NA Approves Resolution for Public Hanging of Child Rapists

by Staff Report

PTI cabinet members oppose the decision, terming it another form of ‘extremism’

Pakistan’s Lower House of Parliament on Friday approved a resolution demanding public hangings for anyone found guilty of sexual abuse and harassment of children.

Presented by Parliamentary Affairs Minister Ali Mohammad Khan, the resolution calling for the death penalty and public executions passed with a sizable majority. He told the National Assembly that Prime Minister Imran Khan wanted to introduce the death penalty for anyone found guilty of child rape. Another PTI lawmaker, Imran Khattak, seconded the demand for adopting the resolution.

The Pakistan Peoples Party, meanwhile, objected to the resolution as a matter of principle. Senior party leader Raja Pervaiz Ashraf said that under the U.N. Charter Pakistan was a signatory to, no one could be publicly hanged in the country. Any move to implement this would be met with international backlash, he warned.

While the PTI tabled the resolution—and a majority of its lawmakers backed it—members of the federal cabinet sought to distance themselves from it. Science and Technology Minister Fawad Chaudhry on Twitter said he condemned the resolution. “This is just another grave act in line with brutal civilization practices [sic]. Societies [should] act in a balanced way, [barbarity] is not an answer to crimes. This is another expression of extremism,” he said.

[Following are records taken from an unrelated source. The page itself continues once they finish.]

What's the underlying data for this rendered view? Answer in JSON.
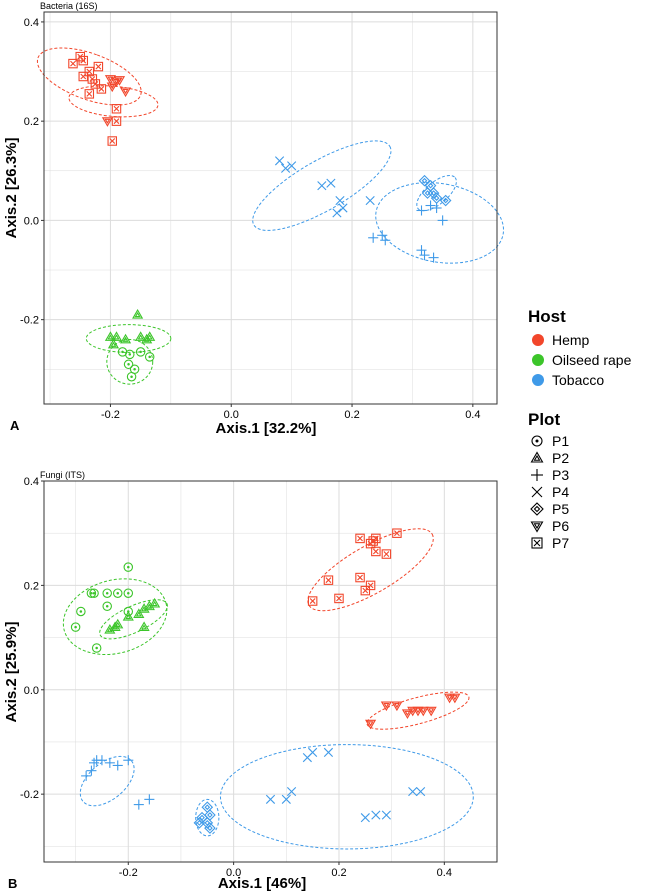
{
  "colors": {
    "hemp": "#F2462B",
    "oilseed": "#3CC52A",
    "tobacco": "#3F9AE8",
    "grid": "#dcdcdc",
    "frame": "#333333"
  },
  "legend": {
    "host_title": "Host",
    "hosts": [
      {
        "name": "Hemp",
        "color": "#F2462B"
      },
      {
        "name": "Oilseed rape",
        "color": "#3CC52A"
      },
      {
        "name": "Tobacco",
        "color": "#3F9AE8"
      }
    ],
    "plot_title": "Plot",
    "plots": [
      {
        "name": "P1",
        "shape": "circle-dot"
      },
      {
        "name": "P2",
        "shape": "triangle-up"
      },
      {
        "name": "P3",
        "shape": "plus"
      },
      {
        "name": "P4",
        "shape": "cross"
      },
      {
        "name": "P5",
        "shape": "diamond-plus"
      },
      {
        "name": "P6",
        "shape": "triangle-down"
      },
      {
        "name": "P7",
        "shape": "square-x"
      }
    ]
  },
  "chart_data": [
    {
      "panel": "A",
      "title": "Bacteria (16S)",
      "type": "scatter",
      "xlabel": "Axis.1   [32.2%]",
      "ylabel": "Axis.2   [26.3%]",
      "xlim": [
        -0.31,
        0.44
      ],
      "ylim": [
        -0.37,
        0.42
      ],
      "xticks": [
        -0.2,
        0.0,
        0.2,
        0.4
      ],
      "yticks": [
        -0.2,
        0.0,
        0.2,
        0.4
      ],
      "xtick_labels": [
        "-0.2",
        "0.0",
        "0.2",
        "0.4"
      ],
      "ytick_labels": [
        "-0.2",
        "0.0",
        "0.2",
        "0.4"
      ],
      "grid": true,
      "ellipses": [
        {
          "host": "Hemp",
          "cx": -0.235,
          "cy": 0.29,
          "rx": 0.038,
          "ry": 0.11,
          "angle": -70
        },
        {
          "host": "Hemp",
          "cx": -0.195,
          "cy": 0.24,
          "rx": 0.025,
          "ry": 0.09,
          "angle": -85
        },
        {
          "host": "Tobacco",
          "cx": 0.15,
          "cy": 0.07,
          "rx": 0.13,
          "ry": 0.05,
          "angle": -30
        },
        {
          "host": "Tobacco",
          "cx": 0.345,
          "cy": -0.005,
          "rx": 0.065,
          "ry": 0.13,
          "angle": -80
        },
        {
          "host": "Tobacco",
          "cx": 0.34,
          "cy": 0.055,
          "rx": 0.04,
          "ry": 0.022,
          "angle": -40
        },
        {
          "host": "Oilseed rape",
          "cx": -0.17,
          "cy": -0.238,
          "rx": 0.07,
          "ry": 0.028,
          "angle": 0
        },
        {
          "host": "Oilseed rape",
          "cx": -0.168,
          "cy": -0.285,
          "rx": 0.038,
          "ry": 0.045,
          "angle": 0
        }
      ],
      "points": [
        {
          "x": -0.262,
          "y": 0.316,
          "host": "Hemp",
          "plot": "P7"
        },
        {
          "x": -0.25,
          "y": 0.33,
          "host": "Hemp",
          "plot": "P7"
        },
        {
          "x": -0.245,
          "y": 0.322,
          "host": "Hemp",
          "plot": "P7"
        },
        {
          "x": -0.235,
          "y": 0.3,
          "host": "Hemp",
          "plot": "P7"
        },
        {
          "x": -0.23,
          "y": 0.285,
          "host": "Hemp",
          "plot": "P7"
        },
        {
          "x": -0.22,
          "y": 0.31,
          "host": "Hemp",
          "plot": "P7"
        },
        {
          "x": -0.225,
          "y": 0.275,
          "host": "Hemp",
          "plot": "P7"
        },
        {
          "x": -0.235,
          "y": 0.255,
          "host": "Hemp",
          "plot": "P7"
        },
        {
          "x": -0.215,
          "y": 0.265,
          "host": "Hemp",
          "plot": "P7"
        },
        {
          "x": -0.245,
          "y": 0.29,
          "host": "Hemp",
          "plot": "P7"
        },
        {
          "x": -0.19,
          "y": 0.225,
          "host": "Hemp",
          "plot": "P7"
        },
        {
          "x": -0.19,
          "y": 0.2,
          "host": "Hemp",
          "plot": "P7"
        },
        {
          "x": -0.197,
          "y": 0.16,
          "host": "Hemp",
          "plot": "P7"
        },
        {
          "x": -0.2,
          "y": 0.285,
          "host": "Hemp",
          "plot": "P6"
        },
        {
          "x": -0.19,
          "y": 0.28,
          "host": "Hemp",
          "plot": "P6"
        },
        {
          "x": -0.185,
          "y": 0.283,
          "host": "Hemp",
          "plot": "P6"
        },
        {
          "x": -0.197,
          "y": 0.27,
          "host": "Hemp",
          "plot": "P6"
        },
        {
          "x": -0.175,
          "y": 0.26,
          "host": "Hemp",
          "plot": "P6"
        },
        {
          "x": -0.205,
          "y": 0.2,
          "host": "Hemp",
          "plot": "P6"
        },
        {
          "x": 0.08,
          "y": 0.12,
          "host": "Tobacco",
          "plot": "P4"
        },
        {
          "x": 0.09,
          "y": 0.105,
          "host": "Tobacco",
          "plot": "P4"
        },
        {
          "x": 0.1,
          "y": 0.11,
          "host": "Tobacco",
          "plot": "P4"
        },
        {
          "x": 0.15,
          "y": 0.07,
          "host": "Tobacco",
          "plot": "P4"
        },
        {
          "x": 0.165,
          "y": 0.075,
          "host": "Tobacco",
          "plot": "P4"
        },
        {
          "x": 0.18,
          "y": 0.04,
          "host": "Tobacco",
          "plot": "P4"
        },
        {
          "x": 0.175,
          "y": 0.015,
          "host": "Tobacco",
          "plot": "P4"
        },
        {
          "x": 0.185,
          "y": 0.025,
          "host": "Tobacco",
          "plot": "P4"
        },
        {
          "x": 0.23,
          "y": 0.04,
          "host": "Tobacco",
          "plot": "P4"
        },
        {
          "x": 0.235,
          "y": -0.035,
          "host": "Tobacco",
          "plot": "P3"
        },
        {
          "x": 0.25,
          "y": -0.03,
          "host": "Tobacco",
          "plot": "P3"
        },
        {
          "x": 0.255,
          "y": -0.04,
          "host": "Tobacco",
          "plot": "P3"
        },
        {
          "x": 0.315,
          "y": 0.02,
          "host": "Tobacco",
          "plot": "P3"
        },
        {
          "x": 0.33,
          "y": 0.03,
          "host": "Tobacco",
          "plot": "P3"
        },
        {
          "x": 0.34,
          "y": 0.025,
          "host": "Tobacco",
          "plot": "P3"
        },
        {
          "x": 0.35,
          "y": 0.0,
          "host": "Tobacco",
          "plot": "P3"
        },
        {
          "x": 0.315,
          "y": -0.06,
          "host": "Tobacco",
          "plot": "P3"
        },
        {
          "x": 0.32,
          "y": -0.07,
          "host": "Tobacco",
          "plot": "P3"
        },
        {
          "x": 0.335,
          "y": -0.075,
          "host": "Tobacco",
          "plot": "P3"
        },
        {
          "x": 0.32,
          "y": 0.08,
          "host": "Tobacco",
          "plot": "P5"
        },
        {
          "x": 0.33,
          "y": 0.07,
          "host": "Tobacco",
          "plot": "P5"
        },
        {
          "x": 0.335,
          "y": 0.055,
          "host": "Tobacco",
          "plot": "P5"
        },
        {
          "x": 0.34,
          "y": 0.045,
          "host": "Tobacco",
          "plot": "P5"
        },
        {
          "x": 0.355,
          "y": 0.04,
          "host": "Tobacco",
          "plot": "P5"
        },
        {
          "x": 0.325,
          "y": 0.055,
          "host": "Tobacco",
          "plot": "P5"
        },
        {
          "x": -0.2,
          "y": -0.235,
          "host": "Oilseed rape",
          "plot": "P2"
        },
        {
          "x": -0.195,
          "y": -0.25,
          "host": "Oilseed rape",
          "plot": "P2"
        },
        {
          "x": -0.19,
          "y": -0.235,
          "host": "Oilseed rape",
          "plot": "P2"
        },
        {
          "x": -0.155,
          "y": -0.19,
          "host": "Oilseed rape",
          "plot": "P2"
        },
        {
          "x": -0.15,
          "y": -0.235,
          "host": "Oilseed rape",
          "plot": "P2"
        },
        {
          "x": -0.14,
          "y": -0.24,
          "host": "Oilseed rape",
          "plot": "P2"
        },
        {
          "x": -0.135,
          "y": -0.235,
          "host": "Oilseed rape",
          "plot": "P2"
        },
        {
          "x": -0.175,
          "y": -0.24,
          "host": "Oilseed rape",
          "plot": "P2"
        },
        {
          "x": -0.18,
          "y": -0.265,
          "host": "Oilseed rape",
          "plot": "P1"
        },
        {
          "x": -0.168,
          "y": -0.27,
          "host": "Oilseed rape",
          "plot": "P1"
        },
        {
          "x": -0.15,
          "y": -0.265,
          "host": "Oilseed rape",
          "plot": "P1"
        },
        {
          "x": -0.135,
          "y": -0.275,
          "host": "Oilseed rape",
          "plot": "P1"
        },
        {
          "x": -0.17,
          "y": -0.29,
          "host": "Oilseed rape",
          "plot": "P1"
        },
        {
          "x": -0.16,
          "y": -0.3,
          "host": "Oilseed rape",
          "plot": "P1"
        },
        {
          "x": -0.165,
          "y": -0.315,
          "host": "Oilseed rape",
          "plot": "P1"
        }
      ]
    },
    {
      "panel": "B",
      "title": "Fungi (ITS)",
      "type": "scatter",
      "xlabel": "Axis.1   [46%]",
      "ylabel": "Axis.2   [25.9%]",
      "xlim": [
        -0.36,
        0.5
      ],
      "ylim": [
        -0.33,
        0.4
      ],
      "xticks": [
        -0.2,
        0.0,
        0.2,
        0.4
      ],
      "yticks": [
        -0.2,
        0.0,
        0.2,
        0.4
      ],
      "xtick_labels": [
        "-0.2",
        "0.0",
        "0.2",
        "0.4"
      ],
      "ytick_labels": [
        "-0.2",
        "0.0",
        "0.2",
        "0.4"
      ],
      "grid": true,
      "ellipses": [
        {
          "host": "Hemp",
          "cx": 0.26,
          "cy": 0.23,
          "rx": 0.135,
          "ry": 0.045,
          "angle": -30
        },
        {
          "host": "Hemp",
          "cx": 0.35,
          "cy": -0.04,
          "rx": 0.1,
          "ry": 0.025,
          "angle": -15
        },
        {
          "host": "Oilseed rape",
          "cx": -0.225,
          "cy": 0.14,
          "rx": 0.1,
          "ry": 0.07,
          "angle": -15
        },
        {
          "host": "Oilseed rape",
          "cx": -0.19,
          "cy": 0.135,
          "rx": 0.07,
          "ry": 0.025,
          "angle": -25
        },
        {
          "host": "Tobacco",
          "cx": -0.24,
          "cy": -0.175,
          "rx": 0.06,
          "ry": 0.035,
          "angle": -40
        },
        {
          "host": "Tobacco",
          "cx": -0.05,
          "cy": -0.245,
          "rx": 0.022,
          "ry": 0.035,
          "angle": 0
        },
        {
          "host": "Tobacco",
          "cx": 0.215,
          "cy": -0.205,
          "rx": 0.24,
          "ry": 0.1,
          "angle": 0
        }
      ],
      "points": [
        {
          "x": 0.15,
          "y": 0.17,
          "host": "Hemp",
          "plot": "P7"
        },
        {
          "x": 0.18,
          "y": 0.21,
          "host": "Hemp",
          "plot": "P7"
        },
        {
          "x": 0.2,
          "y": 0.175,
          "host": "Hemp",
          "plot": "P7"
        },
        {
          "x": 0.24,
          "y": 0.215,
          "host": "Hemp",
          "plot": "P7"
        },
        {
          "x": 0.25,
          "y": 0.19,
          "host": "Hemp",
          "plot": "P7"
        },
        {
          "x": 0.26,
          "y": 0.2,
          "host": "Hemp",
          "plot": "P7"
        },
        {
          "x": 0.26,
          "y": 0.28,
          "host": "Hemp",
          "plot": "P7"
        },
        {
          "x": 0.265,
          "y": 0.285,
          "host": "Hemp",
          "plot": "P7"
        },
        {
          "x": 0.27,
          "y": 0.29,
          "host": "Hemp",
          "plot": "P7"
        },
        {
          "x": 0.27,
          "y": 0.265,
          "host": "Hemp",
          "plot": "P7"
        },
        {
          "x": 0.29,
          "y": 0.26,
          "host": "Hemp",
          "plot": "P7"
        },
        {
          "x": 0.31,
          "y": 0.3,
          "host": "Hemp",
          "plot": "P7"
        },
        {
          "x": 0.24,
          "y": 0.29,
          "host": "Hemp",
          "plot": "P7"
        },
        {
          "x": 0.26,
          "y": -0.065,
          "host": "Hemp",
          "plot": "P6"
        },
        {
          "x": 0.29,
          "y": -0.03,
          "host": "Hemp",
          "plot": "P6"
        },
        {
          "x": 0.31,
          "y": -0.03,
          "host": "Hemp",
          "plot": "P6"
        },
        {
          "x": 0.33,
          "y": -0.045,
          "host": "Hemp",
          "plot": "P6"
        },
        {
          "x": 0.34,
          "y": -0.04,
          "host": "Hemp",
          "plot": "P6"
        },
        {
          "x": 0.35,
          "y": -0.04,
          "host": "Hemp",
          "plot": "P6"
        },
        {
          "x": 0.36,
          "y": -0.04,
          "host": "Hemp",
          "plot": "P6"
        },
        {
          "x": 0.375,
          "y": -0.04,
          "host": "Hemp",
          "plot": "P6"
        },
        {
          "x": 0.41,
          "y": -0.015,
          "host": "Hemp",
          "plot": "P6"
        },
        {
          "x": 0.42,
          "y": -0.015,
          "host": "Hemp",
          "plot": "P6"
        },
        {
          "x": -0.3,
          "y": 0.12,
          "host": "Oilseed rape",
          "plot": "P1"
        },
        {
          "x": -0.29,
          "y": 0.15,
          "host": "Oilseed rape",
          "plot": "P1"
        },
        {
          "x": -0.27,
          "y": 0.185,
          "host": "Oilseed rape",
          "plot": "P1"
        },
        {
          "x": -0.265,
          "y": 0.185,
          "host": "Oilseed rape",
          "plot": "P1"
        },
        {
          "x": -0.24,
          "y": 0.185,
          "host": "Oilseed rape",
          "plot": "P1"
        },
        {
          "x": -0.24,
          "y": 0.16,
          "host": "Oilseed rape",
          "plot": "P1"
        },
        {
          "x": -0.22,
          "y": 0.185,
          "host": "Oilseed rape",
          "plot": "P1"
        },
        {
          "x": -0.2,
          "y": 0.235,
          "host": "Oilseed rape",
          "plot": "P1"
        },
        {
          "x": -0.2,
          "y": 0.185,
          "host": "Oilseed rape",
          "plot": "P1"
        },
        {
          "x": -0.26,
          "y": 0.08,
          "host": "Oilseed rape",
          "plot": "P1"
        },
        {
          "x": -0.2,
          "y": 0.15,
          "host": "Oilseed rape",
          "plot": "P1"
        },
        {
          "x": -0.235,
          "y": 0.115,
          "host": "Oilseed rape",
          "plot": "P2"
        },
        {
          "x": -0.22,
          "y": 0.125,
          "host": "Oilseed rape",
          "plot": "P2"
        },
        {
          "x": -0.2,
          "y": 0.14,
          "host": "Oilseed rape",
          "plot": "P2"
        },
        {
          "x": -0.18,
          "y": 0.145,
          "host": "Oilseed rape",
          "plot": "P2"
        },
        {
          "x": -0.17,
          "y": 0.155,
          "host": "Oilseed rape",
          "plot": "P2"
        },
        {
          "x": -0.16,
          "y": 0.16,
          "host": "Oilseed rape",
          "plot": "P2"
        },
        {
          "x": -0.15,
          "y": 0.165,
          "host": "Oilseed rape",
          "plot": "P2"
        },
        {
          "x": -0.17,
          "y": 0.12,
          "host": "Oilseed rape",
          "plot": "P2"
        },
        {
          "x": -0.225,
          "y": 0.12,
          "host": "Oilseed rape",
          "plot": "P2"
        },
        {
          "x": -0.28,
          "y": -0.165,
          "host": "Tobacco",
          "plot": "P3"
        },
        {
          "x": -0.27,
          "y": -0.155,
          "host": "Tobacco",
          "plot": "P3"
        },
        {
          "x": -0.265,
          "y": -0.14,
          "host": "Tobacco",
          "plot": "P3"
        },
        {
          "x": -0.26,
          "y": -0.135,
          "host": "Tobacco",
          "plot": "P3"
        },
        {
          "x": -0.25,
          "y": -0.135,
          "host": "Tobacco",
          "plot": "P3"
        },
        {
          "x": -0.235,
          "y": -0.14,
          "host": "Tobacco",
          "plot": "P3"
        },
        {
          "x": -0.22,
          "y": -0.145,
          "host": "Tobacco",
          "plot": "P3"
        },
        {
          "x": -0.2,
          "y": -0.135,
          "host": "Tobacco",
          "plot": "P3"
        },
        {
          "x": -0.18,
          "y": -0.22,
          "host": "Tobacco",
          "plot": "P3"
        },
        {
          "x": -0.16,
          "y": -0.21,
          "host": "Tobacco",
          "plot": "P3"
        },
        {
          "x": -0.05,
          "y": -0.225,
          "host": "Tobacco",
          "plot": "P5"
        },
        {
          "x": -0.045,
          "y": -0.24,
          "host": "Tobacco",
          "plot": "P5"
        },
        {
          "x": -0.06,
          "y": -0.245,
          "host": "Tobacco",
          "plot": "P5"
        },
        {
          "x": -0.05,
          "y": -0.255,
          "host": "Tobacco",
          "plot": "P5"
        },
        {
          "x": -0.045,
          "y": -0.265,
          "host": "Tobacco",
          "plot": "P5"
        },
        {
          "x": -0.065,
          "y": -0.255,
          "host": "Tobacco",
          "plot": "P5"
        },
        {
          "x": 0.07,
          "y": -0.21,
          "host": "Tobacco",
          "plot": "P4"
        },
        {
          "x": 0.1,
          "y": -0.21,
          "host": "Tobacco",
          "plot": "P4"
        },
        {
          "x": 0.11,
          "y": -0.195,
          "host": "Tobacco",
          "plot": "P4"
        },
        {
          "x": 0.14,
          "y": -0.13,
          "host": "Tobacco",
          "plot": "P4"
        },
        {
          "x": 0.15,
          "y": -0.12,
          "host": "Tobacco",
          "plot": "P4"
        },
        {
          "x": 0.18,
          "y": -0.12,
          "host": "Tobacco",
          "plot": "P4"
        },
        {
          "x": 0.25,
          "y": -0.245,
          "host": "Tobacco",
          "plot": "P4"
        },
        {
          "x": 0.27,
          "y": -0.24,
          "host": "Tobacco",
          "plot": "P4"
        },
        {
          "x": 0.29,
          "y": -0.24,
          "host": "Tobacco",
          "plot": "P4"
        },
        {
          "x": 0.34,
          "y": -0.195,
          "host": "Tobacco",
          "plot": "P4"
        },
        {
          "x": 0.355,
          "y": -0.195,
          "host": "Tobacco",
          "plot": "P4"
        }
      ]
    }
  ]
}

Similarly, Human Rights Minister Shireen Mazari sought to downplay the resolution being tabled by a PTI lawmaker. “The resolution passed in NA today on public hangings was across party lines and not a government-sponsored resolution but an individual act,” she said on Twitter. “Many of us oppose it—our Ministry of Human Rights strongly opposes this. Unfortunately, I was in a meeting and was not able to go to NA,” she added.

Earlier in the day, the National Assembly was briefed about sexual harassment of children in the federal capital. According to the briefing, there were 60 cases registered in Islamabad in 2019, while 66 were registered in 2018. It said that 80 people accused of sexually harassing children had been detained in 2018, against 75 nabbed in 2019. However, only one of the accused in 2019 was convicted, while the remaining cases are still pending.